Six months on semaglutide, four months since switching to tirz, and the GI profiles are genuinely different in ways I didn’t expect going in. Worth laying out what I observed, because most of what gets written lumps all GLP-1 side effects together as if the mechanism doesn’t matter. On sema, my dominant issue was nausea, mostly in the first 48 hours post-injection, occasionally some loose stools. Unpleasant but manageable. On tirz, the nausea was much milder from the start, but constipation became the real problem by week three. Not uncomfortable bloating, actual transit slowdown. Four to five days between movements at points, which I hadn’t experienced since perimenopause. The pharmacology here is worth understanding. Tirz hits both GLP-1 and GIP receptors. GIP receptors are expressed throughout the GI tract and appear to slow motility more than GLP-1 alone does. Sema is selective for GLP-1, which tends to produce nausea and urgency rather than slowing. That’s a real mechanistic distinction, not just individual variation. There’s also a menopause layer that I don’t see discussed much. Estrogen has measurable effects on gut motility, and post-menopausal women have slower baseline transit than premenopausal women of the same age. I’ve been on transdermal estradiol for three years, which probably helps, but even so I suspect women in our cohort are more susceptible to the constipation side of the GIP profile than the average trial participant. What helped practically: 400mg magnesium glycinate at night, increased fluid intake to at least 2.5 litres daily, and tracking bowel frequency against injection day in a symptom log. The pattern clarified quickly once I was logging it rather than guessing from memory. If you’re switching from sema to tirz expecting the same GI experience, go in prepared for a different profile rather than a milder version of the same thing
the menopause layer point is the one that gets me, bc I genuinely don’t see it discussed and it probably explains why a lot of women in peri or post report worse tirz constipation than the trial data would predict. estrogen’s effect on GI motility is real and the trial populations weren’t always well-stratified by HRT status. one thing I’d add: the 400mg mag glycinate intervention is solid, but the timing relative to injection day matters more than I expected. days 3-5 post-dose were my worst transit window, so front-loading the mag the night before injection day instead of just nightly-as-habit actually smoothed things out a bit. anecdotal, but once I started logging injection day vs bowel frequency the correlation was obvious in a way it wasn’t from memory. the part I’d slightly push back on is framing GIP motility slowing as a clear mechanistic distinction vs individual variation. the receptor expression data is there but the clinical magnitude seems to vary a lot person to person, which suggests there’s something else modifying the effect, maybe baseline transit speed, fiber intake, whatever. the mechanism is real, the effect size probably isn’t uniform. doesn’t change the practical advice, just worth noting if someone switches to tirz and has zero constipation and wonders if they’re doing it wrong.
The front-loading timing point is useful and I’m going to test it. My current habit is just nightly-as-habit, which means I’m probably under-supplemented exactly when motility is slowest. On the GIP effect size variation: the pushback is fair, but I’d frame it slightly differently. The mechanism being real doesn’t mean the clinical expression is uniform, and those aren’t in conflict. What I’d want to know is whether baseline transit time predicts constipation severity on tirz better than fiber intake does, bc that would actually tell you something actionable before you start the medication.

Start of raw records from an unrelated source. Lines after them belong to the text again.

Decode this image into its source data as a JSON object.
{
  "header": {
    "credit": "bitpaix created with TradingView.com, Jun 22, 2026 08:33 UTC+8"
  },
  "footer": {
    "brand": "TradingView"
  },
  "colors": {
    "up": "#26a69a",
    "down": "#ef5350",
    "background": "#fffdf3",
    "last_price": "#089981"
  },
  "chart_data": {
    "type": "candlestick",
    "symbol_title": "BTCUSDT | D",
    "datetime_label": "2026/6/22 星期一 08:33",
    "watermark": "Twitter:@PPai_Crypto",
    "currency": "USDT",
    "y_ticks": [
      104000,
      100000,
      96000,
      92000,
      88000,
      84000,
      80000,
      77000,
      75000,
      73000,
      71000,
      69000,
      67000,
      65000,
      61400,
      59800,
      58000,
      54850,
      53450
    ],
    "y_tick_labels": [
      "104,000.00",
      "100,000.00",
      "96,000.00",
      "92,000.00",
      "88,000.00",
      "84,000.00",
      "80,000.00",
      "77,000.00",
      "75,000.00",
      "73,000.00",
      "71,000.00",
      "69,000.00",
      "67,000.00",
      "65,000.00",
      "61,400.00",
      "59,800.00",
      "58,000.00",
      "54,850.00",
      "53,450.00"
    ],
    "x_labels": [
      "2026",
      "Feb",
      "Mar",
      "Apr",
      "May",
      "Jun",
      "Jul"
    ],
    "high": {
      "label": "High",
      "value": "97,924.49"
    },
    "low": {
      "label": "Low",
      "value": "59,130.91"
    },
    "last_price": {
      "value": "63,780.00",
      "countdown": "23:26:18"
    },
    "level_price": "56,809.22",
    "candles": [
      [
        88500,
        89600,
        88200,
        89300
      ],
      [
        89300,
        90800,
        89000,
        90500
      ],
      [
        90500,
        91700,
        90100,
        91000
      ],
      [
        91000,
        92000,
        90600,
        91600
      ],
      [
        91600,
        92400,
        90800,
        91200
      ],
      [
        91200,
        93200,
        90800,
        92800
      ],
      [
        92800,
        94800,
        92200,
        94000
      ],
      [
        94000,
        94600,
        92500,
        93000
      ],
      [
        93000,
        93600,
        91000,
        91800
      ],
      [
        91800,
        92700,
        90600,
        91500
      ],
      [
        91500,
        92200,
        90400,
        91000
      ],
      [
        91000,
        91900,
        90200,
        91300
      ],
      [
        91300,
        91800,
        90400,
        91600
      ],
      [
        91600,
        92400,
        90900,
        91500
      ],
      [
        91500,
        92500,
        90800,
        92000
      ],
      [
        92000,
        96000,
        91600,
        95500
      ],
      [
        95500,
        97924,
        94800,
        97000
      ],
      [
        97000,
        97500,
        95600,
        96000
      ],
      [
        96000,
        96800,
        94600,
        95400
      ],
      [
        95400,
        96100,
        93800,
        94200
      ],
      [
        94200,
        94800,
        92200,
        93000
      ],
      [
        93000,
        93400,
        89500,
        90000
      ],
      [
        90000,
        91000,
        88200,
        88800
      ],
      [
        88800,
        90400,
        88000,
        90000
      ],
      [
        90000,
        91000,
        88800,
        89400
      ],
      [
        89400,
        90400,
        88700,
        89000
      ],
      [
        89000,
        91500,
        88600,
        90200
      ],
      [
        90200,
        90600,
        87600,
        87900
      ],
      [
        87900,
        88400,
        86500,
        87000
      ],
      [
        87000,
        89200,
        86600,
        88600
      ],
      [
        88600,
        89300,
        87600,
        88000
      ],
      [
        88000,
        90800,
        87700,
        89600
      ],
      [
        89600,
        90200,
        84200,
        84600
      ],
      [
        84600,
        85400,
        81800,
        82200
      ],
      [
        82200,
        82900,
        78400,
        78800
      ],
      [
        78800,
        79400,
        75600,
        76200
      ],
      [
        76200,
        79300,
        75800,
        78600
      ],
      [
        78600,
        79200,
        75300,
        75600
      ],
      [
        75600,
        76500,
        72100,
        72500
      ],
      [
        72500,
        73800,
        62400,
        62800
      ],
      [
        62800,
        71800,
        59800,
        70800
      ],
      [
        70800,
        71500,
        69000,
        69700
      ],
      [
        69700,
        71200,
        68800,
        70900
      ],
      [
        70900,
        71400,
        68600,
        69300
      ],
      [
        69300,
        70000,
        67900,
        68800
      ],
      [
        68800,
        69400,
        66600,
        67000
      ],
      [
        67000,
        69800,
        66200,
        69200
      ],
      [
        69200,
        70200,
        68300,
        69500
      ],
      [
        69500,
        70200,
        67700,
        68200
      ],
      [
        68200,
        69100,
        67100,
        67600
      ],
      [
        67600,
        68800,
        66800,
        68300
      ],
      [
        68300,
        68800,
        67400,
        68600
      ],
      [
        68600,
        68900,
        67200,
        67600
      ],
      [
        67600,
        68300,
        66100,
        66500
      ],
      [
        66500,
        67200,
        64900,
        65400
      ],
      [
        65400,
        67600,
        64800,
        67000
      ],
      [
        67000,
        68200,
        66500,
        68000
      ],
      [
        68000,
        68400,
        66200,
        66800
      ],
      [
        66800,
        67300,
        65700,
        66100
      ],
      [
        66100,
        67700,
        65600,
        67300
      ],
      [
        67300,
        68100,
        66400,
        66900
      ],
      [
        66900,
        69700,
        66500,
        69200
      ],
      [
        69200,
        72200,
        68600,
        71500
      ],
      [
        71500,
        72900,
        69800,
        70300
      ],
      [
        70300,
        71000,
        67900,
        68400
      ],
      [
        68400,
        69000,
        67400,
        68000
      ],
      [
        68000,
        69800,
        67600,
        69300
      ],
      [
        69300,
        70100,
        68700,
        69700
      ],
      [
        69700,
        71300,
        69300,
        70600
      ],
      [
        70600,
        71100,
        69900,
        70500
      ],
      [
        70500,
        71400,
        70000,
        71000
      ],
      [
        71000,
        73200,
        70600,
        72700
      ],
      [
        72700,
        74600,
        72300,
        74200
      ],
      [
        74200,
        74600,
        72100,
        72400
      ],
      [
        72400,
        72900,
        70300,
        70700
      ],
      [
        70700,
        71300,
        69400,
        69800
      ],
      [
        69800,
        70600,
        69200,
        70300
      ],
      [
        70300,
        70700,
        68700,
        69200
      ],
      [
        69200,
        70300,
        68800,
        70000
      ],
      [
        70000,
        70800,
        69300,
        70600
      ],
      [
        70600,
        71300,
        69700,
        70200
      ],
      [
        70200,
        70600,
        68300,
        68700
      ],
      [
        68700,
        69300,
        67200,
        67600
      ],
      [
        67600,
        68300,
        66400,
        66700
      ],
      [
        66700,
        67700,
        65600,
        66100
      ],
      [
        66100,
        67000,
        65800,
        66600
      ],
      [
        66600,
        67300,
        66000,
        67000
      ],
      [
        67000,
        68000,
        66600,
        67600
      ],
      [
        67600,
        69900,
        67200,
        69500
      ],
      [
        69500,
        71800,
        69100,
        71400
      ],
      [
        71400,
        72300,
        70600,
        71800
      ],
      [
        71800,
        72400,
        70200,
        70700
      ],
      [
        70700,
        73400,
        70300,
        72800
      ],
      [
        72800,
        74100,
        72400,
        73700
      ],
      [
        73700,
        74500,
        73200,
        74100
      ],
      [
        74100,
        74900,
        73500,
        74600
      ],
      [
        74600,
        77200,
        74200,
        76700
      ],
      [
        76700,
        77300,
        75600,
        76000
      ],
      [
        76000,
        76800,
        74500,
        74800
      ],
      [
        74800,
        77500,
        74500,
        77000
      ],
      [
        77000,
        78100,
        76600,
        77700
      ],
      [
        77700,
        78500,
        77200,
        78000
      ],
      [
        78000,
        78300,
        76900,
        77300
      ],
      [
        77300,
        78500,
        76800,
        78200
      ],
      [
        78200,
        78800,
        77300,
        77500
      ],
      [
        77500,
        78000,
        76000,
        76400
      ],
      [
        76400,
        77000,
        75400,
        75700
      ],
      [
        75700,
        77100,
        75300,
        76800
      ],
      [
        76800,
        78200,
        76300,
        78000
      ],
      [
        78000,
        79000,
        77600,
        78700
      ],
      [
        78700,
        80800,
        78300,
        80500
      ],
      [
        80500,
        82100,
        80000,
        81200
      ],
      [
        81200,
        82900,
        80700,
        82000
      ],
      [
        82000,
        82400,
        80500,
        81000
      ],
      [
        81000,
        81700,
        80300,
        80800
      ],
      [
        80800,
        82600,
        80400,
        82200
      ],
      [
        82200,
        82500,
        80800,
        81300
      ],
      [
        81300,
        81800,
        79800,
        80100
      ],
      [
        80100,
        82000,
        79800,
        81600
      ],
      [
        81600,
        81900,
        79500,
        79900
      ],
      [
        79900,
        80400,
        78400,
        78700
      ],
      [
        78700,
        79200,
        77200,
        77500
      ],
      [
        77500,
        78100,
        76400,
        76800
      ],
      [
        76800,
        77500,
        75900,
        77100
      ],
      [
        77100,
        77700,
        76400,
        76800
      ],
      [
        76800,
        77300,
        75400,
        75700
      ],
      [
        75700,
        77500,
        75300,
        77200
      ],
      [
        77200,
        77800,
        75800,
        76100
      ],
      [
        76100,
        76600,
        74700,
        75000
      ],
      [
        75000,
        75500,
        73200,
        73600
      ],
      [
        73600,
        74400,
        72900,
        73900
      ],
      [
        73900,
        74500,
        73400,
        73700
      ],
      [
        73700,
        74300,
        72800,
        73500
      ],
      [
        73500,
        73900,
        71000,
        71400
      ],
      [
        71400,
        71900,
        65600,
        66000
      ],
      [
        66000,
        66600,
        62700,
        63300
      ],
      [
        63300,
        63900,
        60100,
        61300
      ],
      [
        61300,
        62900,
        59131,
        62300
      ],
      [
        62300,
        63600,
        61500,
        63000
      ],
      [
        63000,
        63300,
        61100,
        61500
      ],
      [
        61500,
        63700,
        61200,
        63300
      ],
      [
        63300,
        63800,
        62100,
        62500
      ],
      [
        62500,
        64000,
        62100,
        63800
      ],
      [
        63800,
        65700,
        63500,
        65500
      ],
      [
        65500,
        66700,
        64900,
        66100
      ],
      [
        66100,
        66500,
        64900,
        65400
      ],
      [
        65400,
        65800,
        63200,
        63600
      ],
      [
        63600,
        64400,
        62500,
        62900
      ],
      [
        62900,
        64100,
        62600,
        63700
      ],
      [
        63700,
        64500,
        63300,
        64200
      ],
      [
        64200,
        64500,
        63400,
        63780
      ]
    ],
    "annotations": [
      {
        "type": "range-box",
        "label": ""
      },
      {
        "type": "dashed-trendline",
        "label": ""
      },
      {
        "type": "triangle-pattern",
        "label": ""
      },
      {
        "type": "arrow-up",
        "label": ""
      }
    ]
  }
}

magnesium glycinate 400 feels like managing the symptom rather than treating the actual problem. for real transit slowdown past week three, ime osmotic agents (citrate or miralax) plus the mag handle it way better than mag alone. imo your GIP mechanistic case is solid, but four to five day cycles usually mean you need something that actually moves stool, not just supplementation. ymmv obviously, but i’d escalate if that were me
anyway.
baseline transit time as a predictor is the right question to ask, but I’d bet against it being cleaner than fiber intake in practice. the issue is baseline transit isn’t a stable single number for most women our age, it shifts with cycle phase if you’re still cycling, with hydration, with stress, with whether you’ve travelled that week. fiber intake is messier as a variable but at least it’s something you can actually measure and modify in advance. what would actually be useful is a short pre-tirz transit log over two or three weeks, averaged, paired against a fiber baseline. one snapshot won’t tell you much.